>I'm not what you would call a "music person"; my music collection is less that 20gig and I probably have less than a thousand CDs/tapes(showing my age). However, I always have my iPod on me, or my laptop and I feel naked without some music to listen to. And there are some bands I completely love, one of those is Machinae Supremacy.

I got into them through one of my girlfriend's uni mates in 2003/4. One of the first bands to really get the internet, before bands had things like Myspace to post stuff on. As such there are 3 albums' worth of material available on their website for free, and the Jets'n'Guns soundtrack, some of my favourite game music. Their unique points are 1) Robert's distinctive and wonderful vocals 2) inspiration but nerdy lyrics and 3) SID-metal! The SID chip was the sound chip the C64 used, and it has a very distinctive sound, something a lot thicker and warmer than NES/Gameboy chip music. The lyrics are about the youth staple of "fuck the system"but phrased in a empowering way, and listening to them always makes me feel like I could reach out and mould the world in my own hands however I see fit.

A View From the End of the World is their 4th 'studio' album. A mixture of post-apocalyptic urban winters and celebration of gaming and the internet as a connective idea-sharing world. There is more than the SID chip at use here, with NES sounds sprinkled throughout and a rhodes piano at one point. So here's my track-by-track(All interpretations are my own, and may not reflect their original intent):

1) A View From the End of the World - We race towards the end of days
The title track and a great scene-setter. A warning against a religious apocalypse, not from a god but from the ignorance of those who would inflict their faith upon us at the cost of all else.

2) Force Feedback - A borderless nation of thoughts to replace / your walled-in existence in space
A reverse 'get off my lawn'; a call-to-arms to all those who use the internet against those companies and organisations that can't catch up and so try to force it from us. Some amazing female vocals; both in english and japanese. Epic guitars and sweeping SID.

3) Rocket Dragon - As I burn down and murder I know that God forgives
A song about war, and the impersonal nature of it. That we are just dots on a targeting screen, or images on a infra-red camera. The soldier feels he is delivering righteous justice. One of the NES tracks with a long guitar solo.

4) Persona - Put on your new face and run run run
It's easy to stay with a crowd, and hard to fight against it.
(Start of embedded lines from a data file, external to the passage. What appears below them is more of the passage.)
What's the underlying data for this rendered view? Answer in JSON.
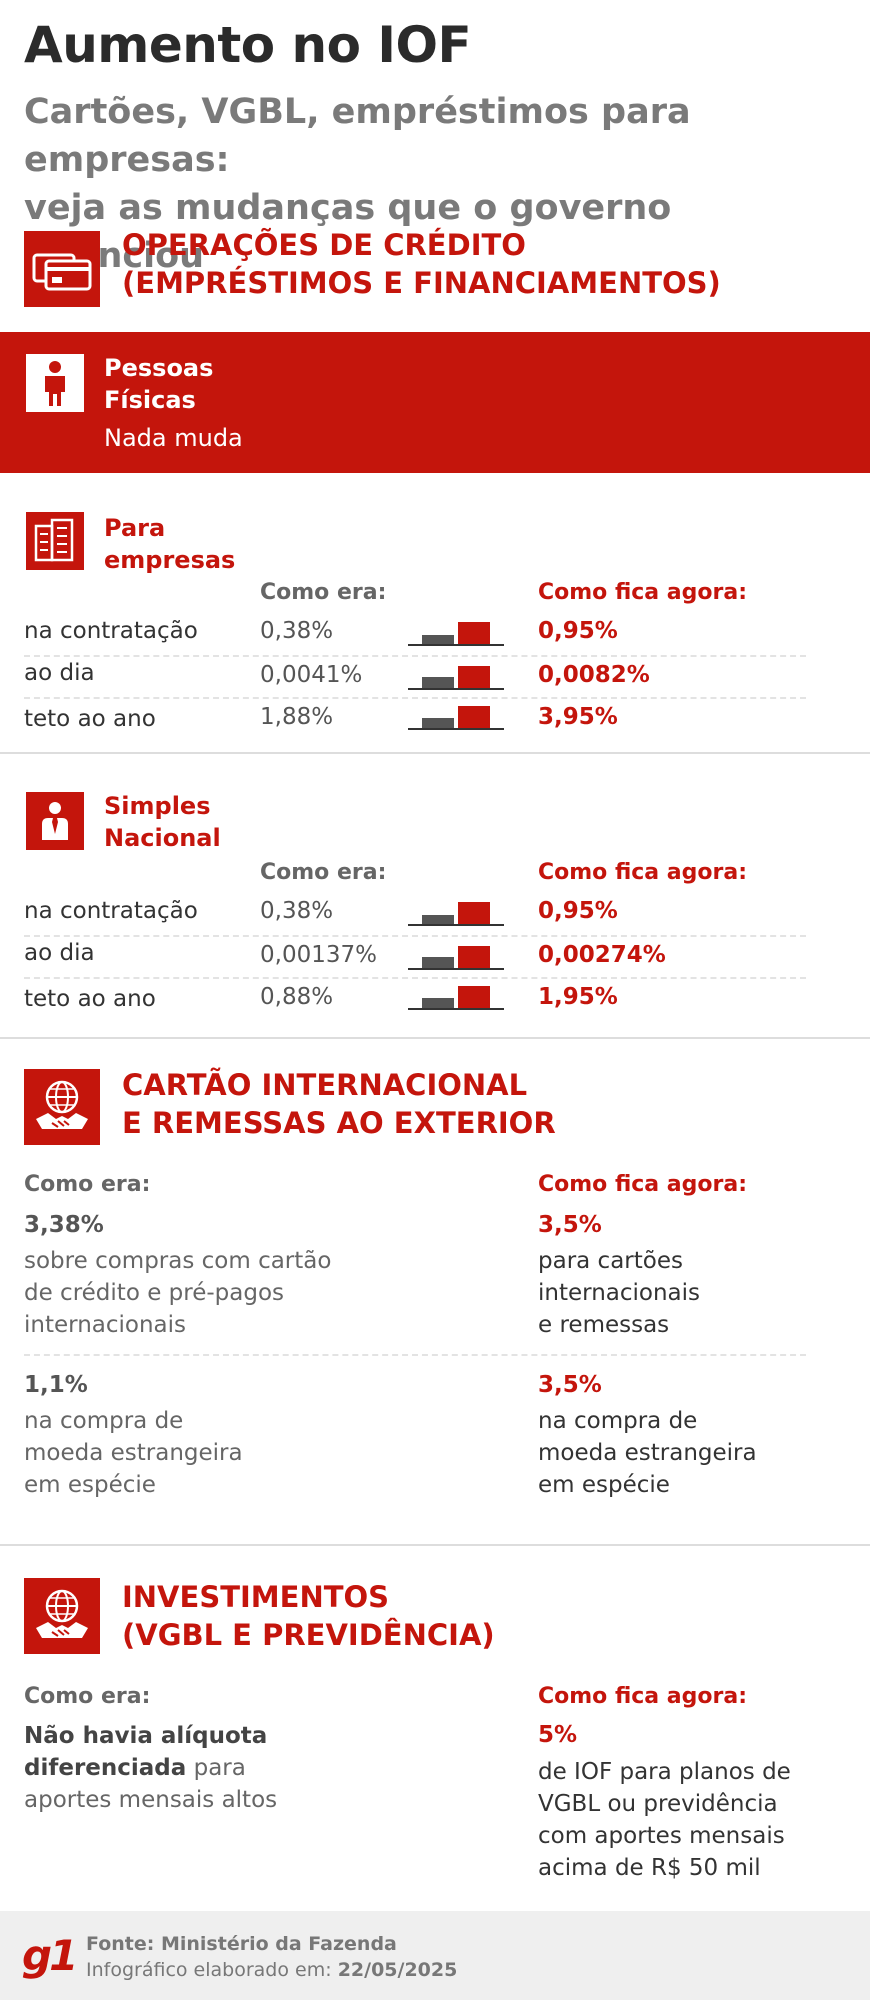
{
  "header": {
    "title": "Aumento no IOF",
    "subtitle_line1": "Cartões, VGBL, empréstimos para empresas:",
    "subtitle_line2": "veja as mudanças que o governo anunciou"
  },
  "credit_section": {
    "title_line1": "OPERAÇÕES DE CRÉDITO",
    "title_line2": "(EMPRÉSTIMOS E FINANCIAMENTOS)",
    "icon": "credit-card-icon",
    "pessoas_fisicas": {
      "label_line1": "Pessoas",
      "label_line2": "Físicas",
      "text": "Nada muda",
      "icon": "person-icon"
    },
    "empresas": {
      "label_line1": "Para",
      "label_line2": "empresas",
      "icon": "building-icon",
      "head_old": "Como era:",
      "head_new": "Como fica agora:",
      "rows": [
        {
          "label": "na contratação",
          "old": "0,38%",
          "new": "0,95%",
          "old_value": 0.38,
          "new_value": 0.95
        },
        {
          "label": "ao dia",
          "old": "0,0041%",
          "new": "0,0082%",
          "old_value": 0.0041,
          "new_value": 0.0082
        },
        {
          "label": "teto ao ano",
          "old": "1,88%",
          "new": "3,95%",
          "old_value": 1.88,
          "new_value": 3.95
        }
      ]
    },
    "simples": {
      "label_line1": "Simples",
      "label_line2": "Nacional",
      "icon": "businessman-icon",
      "head_old": "Como era:",
      "head_new": "Como fica agora:",
      "rows": [
        {
          "label": "na contratação",
          "old": "0,38%",
          "new": "0,95%",
          "old_value": 0.38,
          "new_value": 0.95
        },
        {
          "label": "ao dia",
          "old": "0,00137%",
          "new": "0,00274%",
          "old_value": 0.00137,
          "new_value": 0.00274
        },
        {
          "label": "teto ao ano",
          "old": "0,88%",
          "new": "1,95%",
          "old_value": 0.88,
          "new_value": 1.95
        }
      ]
    }
  },
  "international_section": {
    "title_line1": "CARTÃO INTERNACIONAL",
    "title_line2": "E REMESSAS AO EXTERIOR",
    "icon": "globe-handshake-icon",
    "head_old": "Como era:",
    "head_new": "Como fica agora:",
    "item1": {
      "old_value": "3,38%",
      "old_desc": [
        "sobre compras com cartão",
        "de crédito e pré-pagos",
        "internacionais"
      ],
      "new_value": "3,5%",
      "new_desc": [
        "para cartões",
        "internacionais",
        "e remessas"
      ]
    },
    "item2": {
      "old_value": "1,1%",
      "old_desc": [
        "na compra de",
        "moeda estrangeira",
        "em espécie"
      ],
      "new_value": "3,5%",
      "new_desc": [
        "na compra de",
        "moeda estrangeira",
        "em espécie"
      ]
    }
  },
  "investments_section": {
    "title_line1": "INVESTIMENTOS",
    "title_line2": "(VGBL E PREVIDÊNCIA)",
    "icon": "globe-handshake-icon",
    "head_old": "Como era:",
    "head_new": "Como fica agora:",
    "old_bold_line1": "Não havia alíquota",
    "old_bold_line2": "diferenciada",
    "old_rest_line2": " para",
    "old_line3": "aportes mensais altos",
    "new_value": "5%",
    "new_desc": [
      "de IOF para planos de",
      "VGBL ou previdência",
      "com aportes mensais",
      "acima de R$ 50 mil"
    ]
  },
  "footer": {
    "logo": "g1",
    "source": "Fonte: Ministério da Fazenda",
    "date_label": "Infográfico elaborado em:",
    "date_value": "22/05/2025"
  },
  "colors": {
    "accent": "#c4150c",
    "old_bar": "#555555"
  }
}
Conformity is spiritual death, figure out what face you are. One of those songs about how the world will only change if we want it, and if we want it we can build whatever we want. If you don't try, you get the world you deserve. A stand-out track, rhodes piano!

5)Nova Prospekt - The time for running now is over
So you decided to fight? Good, this is the song of your revolution. Half-Life players will get the reference of the track title and on the face of it this is a song about that level. Underneath that it's a song about mobilizing and reclaiming. A heavy, SID-laden, relentless song littered with game references.

6)World of Light + 7) Shinigami - The devil in the doorway is defined within our blood
World of Light is a short instrumental track designed as Shinigami's introduction. These tracks are about Death Note, and I'm not a Death Note fan so I probably miss a lot of the references, but Shinigami is one of my favourite tracks. It deserves to be played loud and screamed out. A bored deity sets the world on fire just for kicks, but it also feels like another warning about extreme political parties and how voting for them out of desperation or propaganda will only trap you when their real motives become clear.